College is supposed to be the best four years of your life. Yet during my freshman year I had to attend the funeral of one of my best friends. Understandably, this put a dark cloud over my freshman year of college.
People you meet in college can become family so quickly, becoming your home away from home. They are there for better or for worse. From hours spent studying together to late night adventures, my friend was there through it all. He was there for the ups and downs; yet I was unable to be there for him in his moment of greatest need. He died by suicide over the summer as we were entering our sophomore year of college. Like too many college students across the country, my group of friends lost one of their shining stars that summer.
There is a mental health crisis on college campuses in Connecticut. In Connecticut during the fall of 2020, 39% of college students reported symptoms of depression and anxiety. Moreover, 83% of students believe their mental health had a negative impact on their academic performance. As in my friend’s sad case, an untreated mental health crisis can lead to suicidal ideation. Research has shown that approx 12% of university students experienced suicidal ideation in 2019 and more tha5% made a suicidal plan.
With campus counseling centers overwhelmed, many students are not getting the support they need. Nationally, full-time college counselors are estimated to be responsible for an average of 120 students each. Many universities promote same-day intake meetings to help provide students with quick resources. This is beneficial to the student so they avoid waiting long periods of time to get help. However, many counselors are unable to spend enough time with students due to such a high workload.
There have been attempts to reform this issue. In 2021, Governor Ned Lamont gave $2.7 million to colleges and universities in Connecticut to address the mental health challenges students were facing due to the COVID-19 pandemic. Colleges and universities have been able to use these resources to increase access to care while educating students and faculty about the availability of these resources. While this has helped momentarily expand access, there is still a need to better promote mental health on college campuses.
It is the job of the entire community to bring well-being to the university campus. Two ways to help promote positive mental health on college campuses include mental health wellness days and support groups. Some colleges and universities allow students to have two absences per class without penalty. These types of absences are often used when a person might be sick or have appointments. However, not all colleges allow this policy, and in many courses, a missed class will reduce your overall grade. By providing students with justified mental health absences, they are able to take time to regroup and get the support they need. During these justified mental health absences, students will need to schedule a meeting with a specific counselor. Based on this meeting, the counselor will determine if the student qualifies for a mental health wellness day or should be counted for regular absence. Students will have follow-up meetings to make sure their mental health is at its best. These mental health days can help prevent burnout and reduce the likelihood of a mental health crisis. In Connecticut, there is a policy for students in kindergarten through twelfth grade two days of mental health every year. Why aren’t college students protected by this public policy?
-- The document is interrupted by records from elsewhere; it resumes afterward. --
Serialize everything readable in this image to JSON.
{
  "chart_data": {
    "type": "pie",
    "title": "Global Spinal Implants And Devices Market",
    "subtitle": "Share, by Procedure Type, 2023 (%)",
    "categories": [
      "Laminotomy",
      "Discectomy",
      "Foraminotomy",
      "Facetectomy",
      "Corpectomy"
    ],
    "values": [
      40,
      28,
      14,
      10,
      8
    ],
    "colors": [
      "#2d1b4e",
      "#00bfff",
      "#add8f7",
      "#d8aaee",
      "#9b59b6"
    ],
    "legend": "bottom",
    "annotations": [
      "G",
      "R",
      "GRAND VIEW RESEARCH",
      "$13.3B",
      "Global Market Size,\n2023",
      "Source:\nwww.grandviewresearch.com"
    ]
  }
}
Another way to promote wellness on college campuses is through offerings peer support groups. These groups can discuss topics like stress, time management, and self-care. With the promotion, many college students will hear about these group meetings. Hopefully enough people feel comfortable attending that many people can benefit from these sessions. If students feel they have positive suggestions, they may not need to seek individual counseling. This will also reduce the workload for consultants.
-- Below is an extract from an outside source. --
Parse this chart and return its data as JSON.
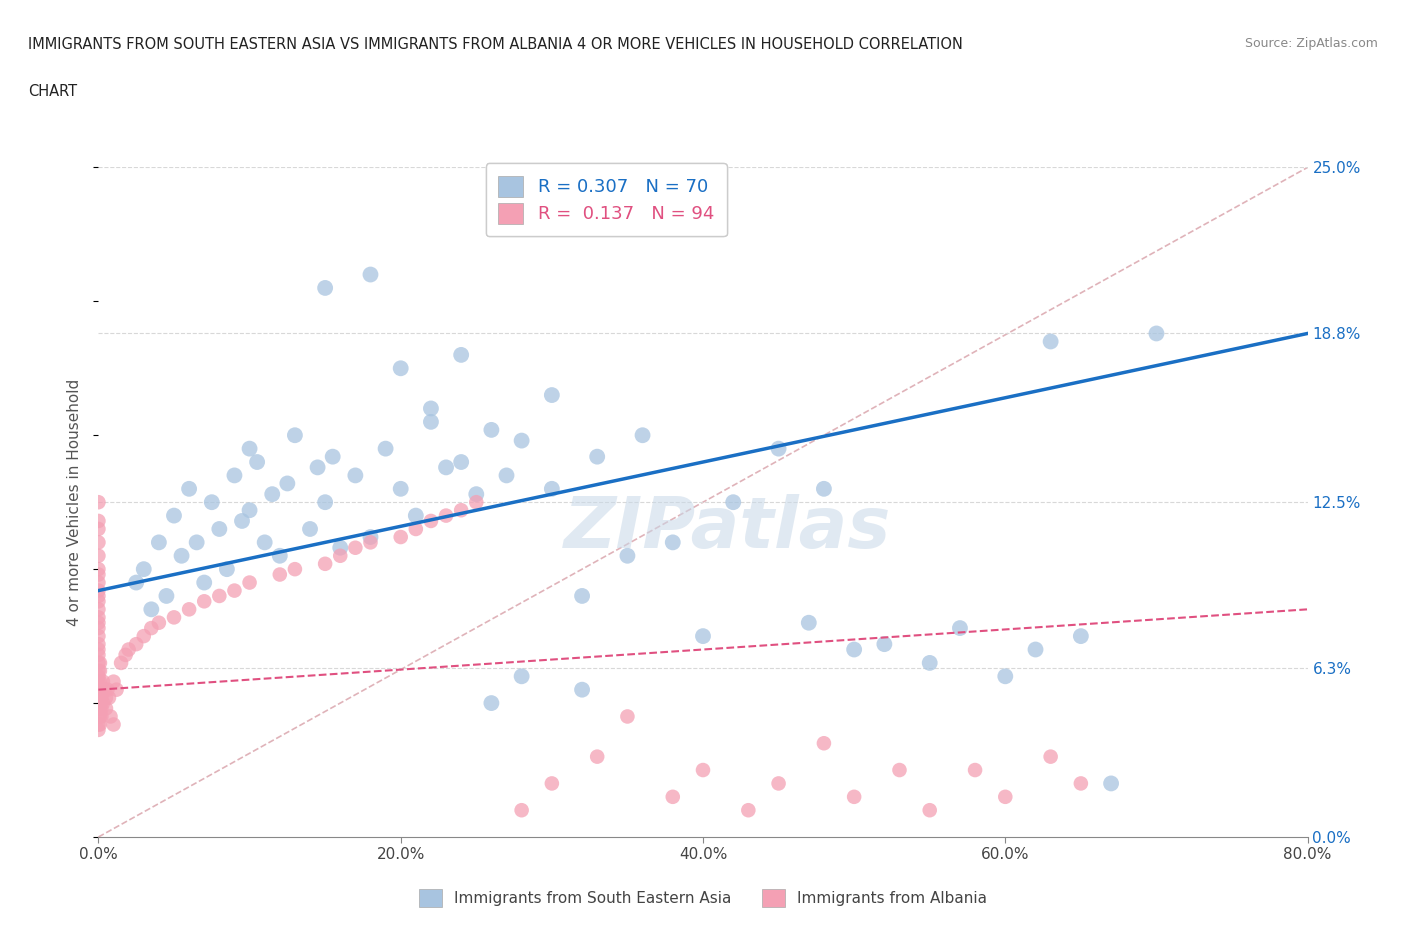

The desire to improve mental health treatment is not a request, it is a request. Reforms should be done internally public order to ensure students receive accommodation for their mental health such as justified mental health days. Since students are protected under the federal Physical Disability Act, it is wrong not to protect those with mental illness as it is discrimination. Alongside these reforms, faculty and staff they need to be trained in mental illness and how it can impact their students. With an increased feeling of being overwhelmed, students don’t have a strong enough support system. My friend’s death should be a lesson to everyone. University students are the future and deserve better support.
I want to leave you with this question: How many more students have to suffer before they get the proper help they need?
Morgan Rogers is a senior at Sacred Heart University, majoring in health sciences with a concentration in public health with minors in honors, human nutrition and psychology.